Vor allem aber der Behinderungswurf! - Warum ist das ein KONFLIKT, der einer eigentlichen Handlung "vorgeschaltet" ist.

Krieger mit Küchenspüle auf dem Rücken will auf die Burgzinnen klettern. Normalerweise behindert ihn mit seiner Stärke 18 die Spüle nicht. Als H&A Kämpfer 5 sollte er sich auch nicht gerade daran einen Bruch heben. Aber er hat noch eine Rolle Zwirn, ein Glas Gurken, ein Messer, noch ein Messer, Gold, eine 3m lange Latte, einen Schild, ein Schwert, ein Kettenhemd, einen Helm, Beinschienen, Panzerhandschuhe, ein Amulett, einen Serviettenring und eine Küchenspüle dabei. Bedeutet, er macht VOR seinem Kletter-Versuch einen KONFLIKT vn seinem Hauptklischee Kämpfer 5W6 gegen Behinderung durch die Küchenspüle (2W10). - Schlechte Karten für Arnold, the Austrian Giant.
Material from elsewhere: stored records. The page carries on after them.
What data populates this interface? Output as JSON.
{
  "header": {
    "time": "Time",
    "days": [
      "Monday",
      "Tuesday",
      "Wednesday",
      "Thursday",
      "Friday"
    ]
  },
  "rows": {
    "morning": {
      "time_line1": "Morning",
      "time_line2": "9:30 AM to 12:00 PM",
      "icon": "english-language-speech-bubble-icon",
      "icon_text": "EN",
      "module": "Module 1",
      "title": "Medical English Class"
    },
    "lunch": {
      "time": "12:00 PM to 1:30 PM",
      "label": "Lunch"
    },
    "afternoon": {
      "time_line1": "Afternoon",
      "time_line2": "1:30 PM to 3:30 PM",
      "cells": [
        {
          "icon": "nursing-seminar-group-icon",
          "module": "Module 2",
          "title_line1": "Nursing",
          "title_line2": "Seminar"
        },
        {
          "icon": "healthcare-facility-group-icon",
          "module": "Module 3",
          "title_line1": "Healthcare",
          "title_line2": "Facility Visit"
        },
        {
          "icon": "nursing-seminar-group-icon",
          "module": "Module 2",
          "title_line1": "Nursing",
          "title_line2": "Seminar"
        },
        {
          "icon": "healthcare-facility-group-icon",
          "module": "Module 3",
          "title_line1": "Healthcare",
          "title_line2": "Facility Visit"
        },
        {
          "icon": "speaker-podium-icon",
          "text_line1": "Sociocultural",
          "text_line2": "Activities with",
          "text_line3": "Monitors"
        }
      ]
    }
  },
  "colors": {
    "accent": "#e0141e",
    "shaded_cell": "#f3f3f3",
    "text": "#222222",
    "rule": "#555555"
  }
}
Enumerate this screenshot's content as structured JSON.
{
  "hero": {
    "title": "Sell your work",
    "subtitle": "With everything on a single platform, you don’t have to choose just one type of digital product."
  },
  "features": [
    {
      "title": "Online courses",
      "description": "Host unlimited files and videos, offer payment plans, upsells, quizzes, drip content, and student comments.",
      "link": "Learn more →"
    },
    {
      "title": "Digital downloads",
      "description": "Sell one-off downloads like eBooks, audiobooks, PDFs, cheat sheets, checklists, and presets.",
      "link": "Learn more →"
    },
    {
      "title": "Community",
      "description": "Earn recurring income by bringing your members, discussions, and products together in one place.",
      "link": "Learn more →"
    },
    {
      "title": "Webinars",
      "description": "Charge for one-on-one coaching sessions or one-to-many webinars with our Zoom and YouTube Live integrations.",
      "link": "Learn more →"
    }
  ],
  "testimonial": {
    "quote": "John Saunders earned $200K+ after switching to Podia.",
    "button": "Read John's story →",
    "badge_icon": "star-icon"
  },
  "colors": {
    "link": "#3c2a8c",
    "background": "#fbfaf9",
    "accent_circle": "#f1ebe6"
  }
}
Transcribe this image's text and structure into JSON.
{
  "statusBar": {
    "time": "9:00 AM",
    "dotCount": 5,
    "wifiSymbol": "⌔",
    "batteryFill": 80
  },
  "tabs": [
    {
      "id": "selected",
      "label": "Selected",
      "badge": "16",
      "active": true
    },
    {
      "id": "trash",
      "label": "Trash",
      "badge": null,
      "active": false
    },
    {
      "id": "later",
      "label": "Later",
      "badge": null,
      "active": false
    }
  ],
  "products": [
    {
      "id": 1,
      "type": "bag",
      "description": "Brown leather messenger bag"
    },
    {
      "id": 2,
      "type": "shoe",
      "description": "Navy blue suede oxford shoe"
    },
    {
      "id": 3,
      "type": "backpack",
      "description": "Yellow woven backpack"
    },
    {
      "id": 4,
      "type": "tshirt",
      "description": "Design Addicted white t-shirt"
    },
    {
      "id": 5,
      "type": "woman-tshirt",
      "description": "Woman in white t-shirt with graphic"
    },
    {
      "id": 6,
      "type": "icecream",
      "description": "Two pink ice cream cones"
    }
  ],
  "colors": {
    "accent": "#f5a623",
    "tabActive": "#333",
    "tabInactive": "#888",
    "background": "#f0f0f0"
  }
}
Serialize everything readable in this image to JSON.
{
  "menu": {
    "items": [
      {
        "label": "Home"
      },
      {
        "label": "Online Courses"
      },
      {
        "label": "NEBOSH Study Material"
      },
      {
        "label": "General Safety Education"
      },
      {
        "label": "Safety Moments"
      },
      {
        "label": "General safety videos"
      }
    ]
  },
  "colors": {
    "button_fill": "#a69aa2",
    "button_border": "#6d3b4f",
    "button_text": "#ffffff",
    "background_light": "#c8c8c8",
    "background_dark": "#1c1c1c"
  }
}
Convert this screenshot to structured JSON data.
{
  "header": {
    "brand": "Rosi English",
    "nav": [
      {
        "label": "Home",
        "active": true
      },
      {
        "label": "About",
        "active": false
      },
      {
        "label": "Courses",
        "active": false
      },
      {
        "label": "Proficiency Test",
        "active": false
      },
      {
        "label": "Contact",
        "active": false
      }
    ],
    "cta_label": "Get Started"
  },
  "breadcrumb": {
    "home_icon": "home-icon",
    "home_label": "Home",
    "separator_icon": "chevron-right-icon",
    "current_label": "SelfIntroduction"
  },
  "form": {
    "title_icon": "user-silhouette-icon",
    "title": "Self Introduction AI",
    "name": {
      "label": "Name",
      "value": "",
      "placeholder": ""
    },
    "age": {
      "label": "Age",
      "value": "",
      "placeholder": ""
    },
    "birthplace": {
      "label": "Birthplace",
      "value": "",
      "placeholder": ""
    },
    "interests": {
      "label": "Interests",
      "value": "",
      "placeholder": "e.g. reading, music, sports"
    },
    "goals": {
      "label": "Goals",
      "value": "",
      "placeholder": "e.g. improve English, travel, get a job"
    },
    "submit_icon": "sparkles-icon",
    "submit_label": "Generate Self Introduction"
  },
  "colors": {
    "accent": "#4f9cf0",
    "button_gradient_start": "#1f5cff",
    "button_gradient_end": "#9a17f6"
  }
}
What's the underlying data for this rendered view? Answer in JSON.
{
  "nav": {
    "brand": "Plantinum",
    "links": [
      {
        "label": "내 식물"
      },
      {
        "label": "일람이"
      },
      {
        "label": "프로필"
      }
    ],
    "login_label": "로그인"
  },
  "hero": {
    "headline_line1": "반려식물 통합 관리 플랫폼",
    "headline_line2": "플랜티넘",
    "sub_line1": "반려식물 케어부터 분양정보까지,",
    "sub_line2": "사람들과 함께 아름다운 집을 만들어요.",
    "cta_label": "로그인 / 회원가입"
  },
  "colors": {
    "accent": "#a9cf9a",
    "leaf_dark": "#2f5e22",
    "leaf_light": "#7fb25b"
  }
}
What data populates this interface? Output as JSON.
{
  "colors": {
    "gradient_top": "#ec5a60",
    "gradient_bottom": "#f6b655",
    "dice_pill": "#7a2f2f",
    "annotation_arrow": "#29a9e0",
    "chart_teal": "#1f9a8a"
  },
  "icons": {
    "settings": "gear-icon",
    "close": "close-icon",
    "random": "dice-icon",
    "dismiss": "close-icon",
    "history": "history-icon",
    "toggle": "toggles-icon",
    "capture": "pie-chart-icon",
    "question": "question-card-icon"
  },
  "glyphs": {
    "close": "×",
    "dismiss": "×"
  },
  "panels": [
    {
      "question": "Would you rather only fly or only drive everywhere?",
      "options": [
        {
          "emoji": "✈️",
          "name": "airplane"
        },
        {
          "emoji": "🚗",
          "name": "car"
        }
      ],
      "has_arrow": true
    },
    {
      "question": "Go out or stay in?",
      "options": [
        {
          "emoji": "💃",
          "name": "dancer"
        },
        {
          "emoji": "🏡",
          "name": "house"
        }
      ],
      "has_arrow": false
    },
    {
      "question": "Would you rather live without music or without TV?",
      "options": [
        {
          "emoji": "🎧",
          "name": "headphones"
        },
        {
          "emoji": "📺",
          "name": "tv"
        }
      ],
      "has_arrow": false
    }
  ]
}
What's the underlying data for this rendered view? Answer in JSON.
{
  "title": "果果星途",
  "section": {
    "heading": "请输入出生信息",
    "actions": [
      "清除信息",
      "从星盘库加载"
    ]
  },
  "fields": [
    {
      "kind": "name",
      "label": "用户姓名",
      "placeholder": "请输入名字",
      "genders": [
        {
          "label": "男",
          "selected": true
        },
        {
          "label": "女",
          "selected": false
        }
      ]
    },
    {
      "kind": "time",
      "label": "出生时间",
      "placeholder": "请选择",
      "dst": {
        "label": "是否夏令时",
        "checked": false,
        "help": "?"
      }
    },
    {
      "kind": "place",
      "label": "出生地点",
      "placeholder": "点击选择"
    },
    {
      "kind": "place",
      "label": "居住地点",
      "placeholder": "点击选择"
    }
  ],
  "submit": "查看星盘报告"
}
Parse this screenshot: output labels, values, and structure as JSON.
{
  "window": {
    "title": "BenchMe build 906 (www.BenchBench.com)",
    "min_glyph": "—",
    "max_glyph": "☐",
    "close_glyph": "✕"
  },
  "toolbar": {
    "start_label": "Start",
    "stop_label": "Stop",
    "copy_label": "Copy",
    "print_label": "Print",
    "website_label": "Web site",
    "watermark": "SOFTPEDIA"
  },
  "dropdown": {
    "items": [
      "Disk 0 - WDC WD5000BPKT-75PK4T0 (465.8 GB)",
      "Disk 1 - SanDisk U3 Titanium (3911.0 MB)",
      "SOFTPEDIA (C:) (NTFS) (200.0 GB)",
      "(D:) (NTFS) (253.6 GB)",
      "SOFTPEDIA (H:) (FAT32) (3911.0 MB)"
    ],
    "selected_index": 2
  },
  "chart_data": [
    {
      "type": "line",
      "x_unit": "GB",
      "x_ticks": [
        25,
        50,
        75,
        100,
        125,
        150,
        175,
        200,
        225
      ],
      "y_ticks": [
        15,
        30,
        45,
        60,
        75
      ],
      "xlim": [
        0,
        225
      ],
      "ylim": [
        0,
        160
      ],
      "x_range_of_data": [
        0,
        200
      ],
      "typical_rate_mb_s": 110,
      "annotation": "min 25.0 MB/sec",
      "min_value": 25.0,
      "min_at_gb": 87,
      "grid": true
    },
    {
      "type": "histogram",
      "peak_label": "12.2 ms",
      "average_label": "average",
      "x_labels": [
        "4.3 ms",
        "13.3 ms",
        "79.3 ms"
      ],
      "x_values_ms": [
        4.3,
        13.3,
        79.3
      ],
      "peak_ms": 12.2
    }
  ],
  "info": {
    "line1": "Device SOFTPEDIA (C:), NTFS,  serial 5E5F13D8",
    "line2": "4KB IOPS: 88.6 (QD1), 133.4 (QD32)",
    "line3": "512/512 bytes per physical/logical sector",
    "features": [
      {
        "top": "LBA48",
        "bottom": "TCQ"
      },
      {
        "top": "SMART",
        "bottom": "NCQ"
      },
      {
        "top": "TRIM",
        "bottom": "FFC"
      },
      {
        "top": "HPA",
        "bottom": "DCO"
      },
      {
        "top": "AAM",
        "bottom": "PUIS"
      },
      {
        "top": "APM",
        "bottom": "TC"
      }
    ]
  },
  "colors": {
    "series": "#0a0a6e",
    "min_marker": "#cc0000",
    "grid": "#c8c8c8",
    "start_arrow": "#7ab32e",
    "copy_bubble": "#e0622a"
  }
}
Es kommt noch besser. Statt zu klettern, nimmt er halt die Treppe auf die Burgzinnen. Dort findet er einen schönen Armreif. Um diesen noch aufheben zu können, muß er abermals einen Konflikt gegen die blöde Küchenspüle austragen, da diese ihm den Armreif anzulegen mit Wasserhahn und Abflußrohr verwehren möchte.

Hört sich übertrieben an?

Ist es aber NICHT. - Steht so in den Regeln. - Leider.

Eigentlich gehört das ganze Tragkraft-Kapitel RAUS.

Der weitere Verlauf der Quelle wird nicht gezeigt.